Not all perfect in La La Land

But all that doesn’t make California a haven for victims of sex crimes. Krell points out we have a long way to go, and victims still face prejudice and skepticism.

She points out that human trafficking was only recently added as one of the crimes covered by 1108, and pimping still isn’t on the list.

But, though flawed, 1108 does this: It protects victims from the isolation that their attackers relied on to hide their crimes.

Krell says over and over, victims have told her they speak out so that others won’t have to go through what they did. But it’s lonely, and scary. When other victims come forward, even if their cases don’t lead to charges, it “helps that one survivor know that she is not alone.”

No matter where Weinstein lives out his final chapter, his victims have a solidarity that a court ruling can’t break.
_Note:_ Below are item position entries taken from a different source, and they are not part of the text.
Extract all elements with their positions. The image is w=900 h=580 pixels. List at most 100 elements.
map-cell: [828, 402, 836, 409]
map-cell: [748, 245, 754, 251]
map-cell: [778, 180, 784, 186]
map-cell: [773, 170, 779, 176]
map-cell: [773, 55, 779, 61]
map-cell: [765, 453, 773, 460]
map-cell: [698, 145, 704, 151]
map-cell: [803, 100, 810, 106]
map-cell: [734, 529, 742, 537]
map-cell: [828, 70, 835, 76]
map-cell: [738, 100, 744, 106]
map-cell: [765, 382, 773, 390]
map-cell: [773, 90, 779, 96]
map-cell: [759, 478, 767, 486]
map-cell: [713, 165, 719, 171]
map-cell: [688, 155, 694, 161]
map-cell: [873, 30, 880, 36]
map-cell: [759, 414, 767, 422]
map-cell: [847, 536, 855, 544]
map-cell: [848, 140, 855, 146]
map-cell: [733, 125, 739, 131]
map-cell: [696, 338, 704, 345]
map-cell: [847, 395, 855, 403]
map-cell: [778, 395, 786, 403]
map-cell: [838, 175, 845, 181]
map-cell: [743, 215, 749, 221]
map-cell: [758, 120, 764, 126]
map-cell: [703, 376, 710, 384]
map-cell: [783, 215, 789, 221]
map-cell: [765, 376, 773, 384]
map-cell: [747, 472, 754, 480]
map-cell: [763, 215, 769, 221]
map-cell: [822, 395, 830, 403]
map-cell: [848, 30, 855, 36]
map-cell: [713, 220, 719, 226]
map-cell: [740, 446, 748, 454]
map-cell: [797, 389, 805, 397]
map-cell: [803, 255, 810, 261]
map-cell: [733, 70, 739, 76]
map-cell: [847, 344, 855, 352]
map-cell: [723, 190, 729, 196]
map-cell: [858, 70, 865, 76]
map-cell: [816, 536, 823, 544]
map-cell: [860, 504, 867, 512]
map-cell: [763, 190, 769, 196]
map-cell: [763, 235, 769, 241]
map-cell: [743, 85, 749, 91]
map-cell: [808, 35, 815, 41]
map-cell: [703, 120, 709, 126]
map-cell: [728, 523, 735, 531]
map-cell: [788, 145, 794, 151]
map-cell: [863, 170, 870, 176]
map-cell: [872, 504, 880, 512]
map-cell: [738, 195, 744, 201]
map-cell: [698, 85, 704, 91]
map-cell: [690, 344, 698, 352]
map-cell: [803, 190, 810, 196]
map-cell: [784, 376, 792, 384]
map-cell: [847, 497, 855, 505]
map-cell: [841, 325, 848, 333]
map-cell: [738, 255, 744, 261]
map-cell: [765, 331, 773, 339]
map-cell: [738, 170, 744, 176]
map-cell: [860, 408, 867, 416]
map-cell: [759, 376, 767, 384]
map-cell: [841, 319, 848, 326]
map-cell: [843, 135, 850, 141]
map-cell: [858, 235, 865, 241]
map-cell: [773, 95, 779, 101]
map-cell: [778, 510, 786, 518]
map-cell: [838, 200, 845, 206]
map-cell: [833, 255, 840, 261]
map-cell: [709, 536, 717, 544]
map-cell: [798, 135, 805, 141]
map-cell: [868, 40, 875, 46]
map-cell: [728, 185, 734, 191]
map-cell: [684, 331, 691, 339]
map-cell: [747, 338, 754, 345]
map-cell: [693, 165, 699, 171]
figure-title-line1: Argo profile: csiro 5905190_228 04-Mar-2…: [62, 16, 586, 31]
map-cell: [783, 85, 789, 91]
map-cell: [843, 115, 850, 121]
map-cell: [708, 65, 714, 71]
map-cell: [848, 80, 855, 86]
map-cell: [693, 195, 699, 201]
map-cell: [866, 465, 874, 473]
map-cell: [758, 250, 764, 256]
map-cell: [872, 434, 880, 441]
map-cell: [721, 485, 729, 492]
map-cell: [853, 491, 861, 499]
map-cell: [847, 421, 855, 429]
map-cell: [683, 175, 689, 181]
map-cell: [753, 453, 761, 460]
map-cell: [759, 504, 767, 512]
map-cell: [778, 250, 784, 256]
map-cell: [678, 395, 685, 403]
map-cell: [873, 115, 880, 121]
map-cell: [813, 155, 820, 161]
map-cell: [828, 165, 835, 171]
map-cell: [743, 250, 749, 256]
What else you should be reading

The must-read: Surprise Tactics and Legal Threats: Inside R.F.K. Jr.’s Ballot Access Fight
The ‘Of course it’s the O.C.’ files : Many O.C. residents deny Trump election results, potentially swaying key races, poll finds
The L.A. Times Special: How treatment of miscarriages is upending the abortion debate

Stay Golden,
Anita Chabria

P.S. Here’s a happy puppy story

This is Mishka, a California dog. She wandered away from her dad’s San Diego auto shop nine months ago. A couple of weeks ago, she turned up in a suburb of Detroit, 2,000 miles away. Her dad, Mehrad Houman, was visiting family in Minnesota when he got the call she had been found. He drove 10 hours to pick her up.

He did not shoot her.

Honestly, that is going to be a punchline forever.

Mehrad Houman holds his dog, Mishka, last month.

Mehrad Houman holds his dog, Mishka, after she was examined by veterinarian Nancy Pillsbury in Harper Woods, Mich., last month. Mishka was discovered in suburban Detroit, eight months after disappearing in San Diego.